Since its adoption in 2004, the progress noted in the implementation of resolution 1540 (2004) has been important. Today, a majority of States in the world have adopted measures to replicate the provisions of the resolution in their national legislation, and the main international, regional and subregional organizations have adopted strategies to promote and implement that important resolution. In that regard, we must continue to encourage countries that have not yet done so to provide the Committee with a report on the implementation of the resolution in their national legislation.
Over the past 10 years, the Committee has also continued its cooperation with several international, regional and subregional organizations, as well as with other subsidiary bodies of the Council whose activities are aligned with the goals of resolution 1540 (2004). The Committee has much to gain from expanded cooperation with the international bodies responsible for combating the proliferation of weapons of mass destruction, in particular in developing partnerships related to technical assistance.
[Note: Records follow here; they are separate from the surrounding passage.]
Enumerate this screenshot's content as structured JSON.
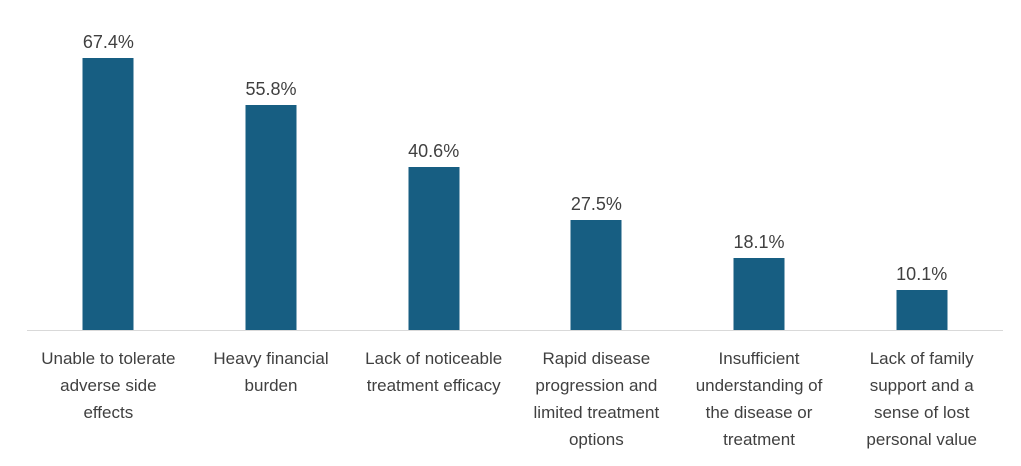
{
  "chart_data": {
    "type": "bar",
    "title": "",
    "xlabel": "",
    "ylabel": "",
    "categories": [
      "Unable to tolerate adverse side effects",
      "Heavy financial burden",
      "Lack of noticeable treatment efficacy",
      "Rapid disease progression and limited treatment options",
      "Insufficient understanding of the disease or treatment",
      "Lack of family support and a sense of lost personal value"
    ],
    "categories_wrapped": [
      [
        "Unable to tolerate",
        "adverse side",
        "effects"
      ],
      [
        "Heavy financial",
        "burden"
      ],
      [
        "Lack of noticeable",
        "treatment efficacy"
      ],
      [
        "Rapid disease",
        "progression and",
        "limited treatment",
        "options"
      ],
      [
        "Insufficient",
        "understanding of",
        "the disease or",
        "treatment"
      ],
      [
        "Lack of family",
        "support and a",
        "sense of lost",
        "personal value"
      ]
    ],
    "values": [
      67.4,
      55.8,
      40.6,
      27.5,
      18.1,
      10.1
    ],
    "value_labels": [
      "67.4%",
      "55.8%",
      "40.6%",
      "27.5%",
      "18.1%",
      "10.1%"
    ],
    "ylim": [
      0,
      70
    ],
    "grid": false,
    "legend": "none",
    "bar_color": "#175E82",
    "label_color": "#404040",
    "axis_line_color": "#D9D9D9",
    "background": "#FFFFFF"
  }
}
We hope that this cooperation will continue unhindered.
In the light of those developments, the Committee should undertake a strategic review of the implementation of resolution 1540 (2004) in the longer term and to incorporate the results of that analysis in the Committee’s comprehensive review in 2016. The presidential statement adopted at the start of the month paves the way for conducting that important exercise.
In conclusion, to meet the growing challenge of terrorism, we must continue to promote close cooperation between all structures combatting that phenomenon. It would be useful for the fourth review of the United Nations Global Counter-Terrorism Strategy, which will take place in June, to address strengthened coordination, as well as emerging problems, such as that of foreign combatants, so that the international community is better equipped to confront those threats.